Lettre aux oblats

Septembre 2017

Chères Sœurs et chers Frères en Oblature,

Sœur Marie-Claude continue sa méditation sur le silence dans notre vie :

« Le silence est condition et conséquence de l’amour. Il est expression de notre foi en Dieu toujours présent, de notre adhésion profonde à sa Volonté. » RV

Nous avons déjà vu le lien entre silence et amour en donnant au silence sa dimension d’attente du Verbe, de communion à la Parole. En 1931, Notre Mère commençait le tout premier coutumier-directoire par ces lignes :

« Les sœurs ayant compris que le silence intérieur est indispensable pour être dociles aux inspirations de la grâce, s’efforceront de pratiquer parfaitement le silence extérieur. »

Voici que dès le départ, dès la première ligne, les règles de silence sont situées dans leur vraie perspective : être dociles aux inspirations de la grâce. En 1932, dans l’ébauche des futures constitutions, nous retrouvons cette même finalité :

« Les sœurs auront un grand amour pour la pratique du silence, gardien de notre intimité avec le Seigneur, tuteur de toutes les vertus, école de l’adoration éternelle. »

Nos Constitutions suivent la même ligne et font du silence « l’atmosphère de la vie d’oraison et l’âme de la louange divine. »

Le silence est une affaire d’amour. Il en est la condition en ce sens que sans silence nous ne pouvons percevoir cette Présence qui nous habite, nous ne pouvons être à l’écoute de Celui qui se dit à l’intime de notre être. Cela est vrai déjà au plan humain : l’amour s’étiole quand le bruit, l’agitation ne laissent plus place à l’intimité de la rencontre. Toute communion à la beauté, à la bonté, à l’Amour, suppose un climat de paix, de silence.

Mais plus profondément le silence est conséquence de l’amour. Vous avez sûrement expérimenté le saisissement qui dépasse toute parole devant une œuvre d’art, devant l’immensité de la mer. On ne peut communier à la beauté dans sa forme la plus pure que par le silence. De même, deux êtres qui s’aiment profondément se diront leur amour dans le silence : « De quoi nous taisions-nous ensemble ?... » Alors comment ne pas se taire devant l’immensité de l’amour de Dieu si on se laisse saisir par lui ?
Celui qui aime vraiment demeure dans l’amour, et le silence naît tout naturellement de cette communion – silence qui peut d’ailleurs garder sa densité, se charger d’amour, au milieu des occupations diverses.

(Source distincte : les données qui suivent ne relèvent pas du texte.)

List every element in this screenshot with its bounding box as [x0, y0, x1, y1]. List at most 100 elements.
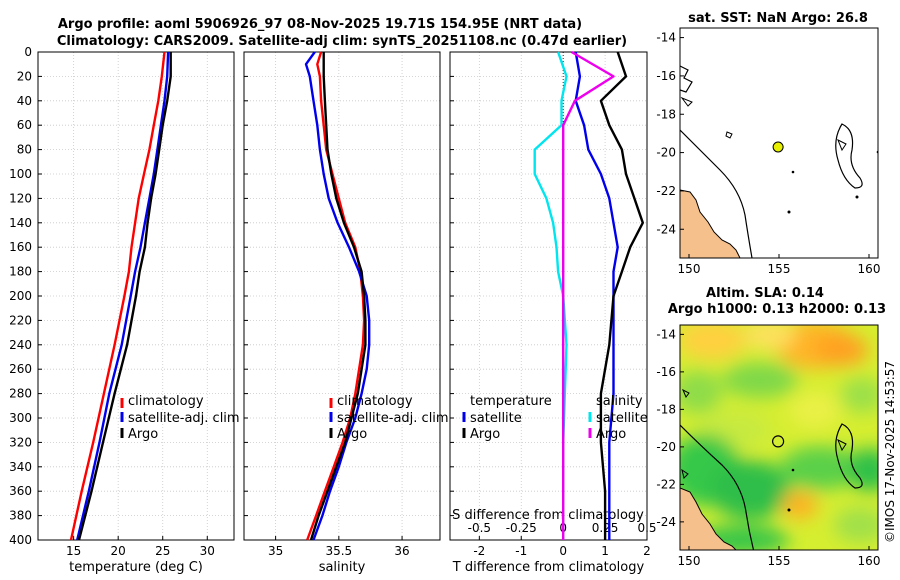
x-tick-label: 0	[559, 544, 567, 558]
depth-tick-label: 340	[9, 460, 32, 474]
sst-map-ticks: 150 155 160 -14 -16 -18 -20 -22 -24	[656, 31, 880, 276]
sst-coastline	[680, 65, 878, 258]
depth-tick-label: 320	[9, 435, 32, 449]
legend-s-satellite: satellite	[596, 411, 648, 426]
x-axis-label: temperature (deg C)	[69, 560, 203, 575]
depth-tick-label: 120	[9, 191, 32, 205]
legend-satellite: satellite-adj. clim	[128, 411, 240, 426]
argo-float-marker	[771, 435, 785, 448]
map-y-tick-label: -24	[656, 222, 676, 236]
map-y-tick-label: -16	[656, 69, 676, 83]
legend-t-argo: Argo	[470, 427, 500, 442]
x-tick-label: 36	[394, 544, 409, 558]
axes-frame	[37, 51, 235, 541]
x-tick-label: 35.5	[325, 544, 352, 558]
map-y-tick-label: -20	[656, 146, 676, 160]
depth-tick-label: 140	[9, 216, 32, 230]
x-tick-label: -1	[515, 544, 527, 558]
sla-map-title-line2: Argo h1000: 0.13 h2000: 0.13	[668, 302, 886, 317]
x-tick-label: 25	[155, 544, 170, 558]
salinity-argo-line	[309, 52, 367, 541]
depth-tick-label: 220	[9, 313, 32, 327]
argo-float-marker	[772, 141, 784, 153]
figure-title-line2: Climatology: CARS2009. Satellite-adj cli…	[57, 34, 627, 49]
map-y-tick-label: -22	[656, 184, 676, 198]
map-y-tick-label: -14	[656, 327, 676, 341]
figure-title-line1: Argo profile: aoml 5906926_97 08-Nov-202…	[58, 17, 582, 32]
x-axis-label: T difference from climatology	[452, 560, 645, 575]
axes-frame	[243, 51, 441, 541]
legend-salinity-heading: salinity	[596, 394, 643, 409]
map-y-tick-label: -22	[656, 477, 676, 491]
s-tick-label: -0.5	[468, 521, 491, 535]
depth-tick-label: 0	[24, 45, 32, 59]
map-x-tick-label: 150	[678, 262, 701, 276]
sst-map-title: sat. SST: NaN Argo: 26.8	[688, 11, 868, 26]
depth-tick-label: 80	[17, 143, 32, 157]
depth-tick-label: 40	[17, 94, 32, 108]
legend-argo: Argo	[128, 427, 158, 442]
temperature-legend: climatology satellite-adj. clim Argo	[120, 394, 240, 442]
difference-panel: -2 -1 0 1 2 T difference from climatology -0.5…	[449, 50, 657, 575]
x-axis-label: salinity	[319, 560, 366, 575]
legend-s-argo: Argo	[596, 427, 626, 442]
sla-map-ticks: 150 155 160 -14 -16 -18 -20 -22 -24	[656, 327, 880, 568]
temperature-argo-line	[77, 52, 172, 541]
legend-t-satellite: satellite	[470, 411, 522, 426]
x-tick-label: 2	[643, 544, 651, 558]
sla-map: Altim. SLA: 0.14 Argo h1000: 0.13 h2000:…	[656, 286, 886, 568]
legend-satellite: satellite-adj. clim	[337, 411, 449, 426]
salinity-panel: 35 35.5 36 salinity	[243, 51, 441, 575]
map-y-tick-label: -18	[656, 107, 676, 121]
t-diff-satellite-line	[574, 51, 619, 540]
x-tick-label: 15	[66, 544, 81, 558]
x-tick-label: 1	[601, 544, 609, 558]
legend-temperature-heading: temperature	[470, 394, 552, 409]
x-tick-label: -2	[473, 544, 485, 558]
map-x-tick-label: 150	[678, 554, 701, 568]
map-y-tick-label: -20	[656, 440, 676, 454]
s-tick-label: 0.5	[637, 521, 656, 535]
difference-legend: temperature satellite Argo salinity sate…	[462, 394, 648, 442]
salinity-legend: climatology satellite-adj. clim Argo	[329, 394, 449, 442]
depth-tick-label: 260	[9, 362, 32, 376]
depth-tick-label: 280	[9, 387, 32, 401]
sla-map-title-line1: Altim. SLA: 0.14	[706, 286, 824, 301]
map-y-tick-label: -16	[656, 365, 676, 379]
map-x-tick-label: 160	[858, 262, 881, 276]
map-x-tick-label: 160	[858, 554, 881, 568]
s-tick-label: -0.25	[506, 521, 537, 535]
x-tick-label: 20	[111, 544, 126, 558]
depth-tick-label: 300	[9, 411, 32, 425]
map-y-tick-label: -18	[656, 402, 676, 416]
depth-tick-label: 20	[17, 69, 32, 83]
depth-tick-label: 380	[9, 509, 32, 523]
map-x-tick-label: 155	[768, 554, 791, 568]
depth-tick-label: 240	[9, 338, 32, 352]
temperature-panel: 0 20 40 60 80 100 120 140 160 180 200 220 240 260 280 3…	[9, 45, 235, 575]
map-y-tick-label: -24	[656, 515, 676, 529]
depth-tick-label: 60	[17, 118, 32, 132]
temperature-climatology-line	[69, 51, 166, 541]
sla-field	[680, 325, 878, 550]
depth-tick-label: 400	[9, 533, 32, 547]
temperature-satellite-line	[76, 51, 170, 541]
depth-tick-label: 180	[9, 265, 32, 279]
sst-map: sat. SST: NaN Argo: 26.8 150 155 160 -14 -16…	[656, 11, 880, 276]
legend-argo: Argo	[337, 427, 367, 442]
legend-climatology: climatology	[128, 394, 204, 409]
depth-tick-label: 100	[9, 167, 32, 181]
map-y-tick-label: -14	[656, 31, 676, 45]
depth-tick-label: 160	[9, 240, 32, 254]
x-tick-label: 35	[268, 544, 283, 558]
map-x-tick-label: 155	[768, 262, 791, 276]
salinity-climatology-line	[306, 51, 366, 541]
depth-tick-label: 360	[9, 484, 32, 498]
t-diff-argo-line	[599, 51, 644, 540]
s-axis-label: S difference from climatology	[452, 508, 644, 523]
depth-tick-label: 200	[9, 289, 32, 303]
legend-climatology: climatology	[337, 394, 413, 409]
s-diff-argo-line	[562, 50, 615, 540]
imos-timestamp: ©IMOS 17-Nov-2025 14:53:57	[883, 361, 897, 543]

Mais il est des moments où il nous semble impossible de rejoindre cette zone profonde où Dieu demeure. Il y a un tel 000 entre Dieu et nous que, même dans un parfait environnement de silence, nous ne trouvons plus sa présence, nous ne pouvons plus percevoir sa Parole.

Est-ce signe que notre amour faiblit ? Pas forcément. A propos de la présence à Dieu, difficile à garder dans les tracasseries quotidiennes, Dom Claude nous disait qu’un des traits de l’amour est de vouloir être avec celui qu’on aime. Mais il peut y avoir une équivoque dans la recherche d’une présence à Dieu qui serait pour soi. La présence à Dieu n’est pas forcément dans la conscience que nous en avons, et les ténèbres de la foi sont éducatrices. Il nous citait d’anciens moines qui avaient l’impression de ne pas prier, alors qu’ils étaient toujours en prière.

La perfection ne réside pas dans la connaissance de la vérité mais dans la charité, et la charité est d’autant plus grande qu’elle est plus gratuite. Quand le silence devient désert et nous laisse une impression de solitude, peut-être est-ce l’heure où il est vraiment l’expression de notre foi, de notre foi en Dieu toujours présent, même si nous n’en avons pas conscience, expression de notre adhésion profonde à sa Volonté dans la disponibilité et la gratuité.
(8 mai 1979)

Et voici encore un texte de M. Zundel :

Il faut être attentifs à la présence de Dieu en nous et dans les autres, en nous et en toute créature, et être attentifs à cette présence, c’est entrer dans le silence intérieur, c’est vivre à ce niveau profond où le dialogue avec Dieu devient continu, et c’est cela le cœur de la prière.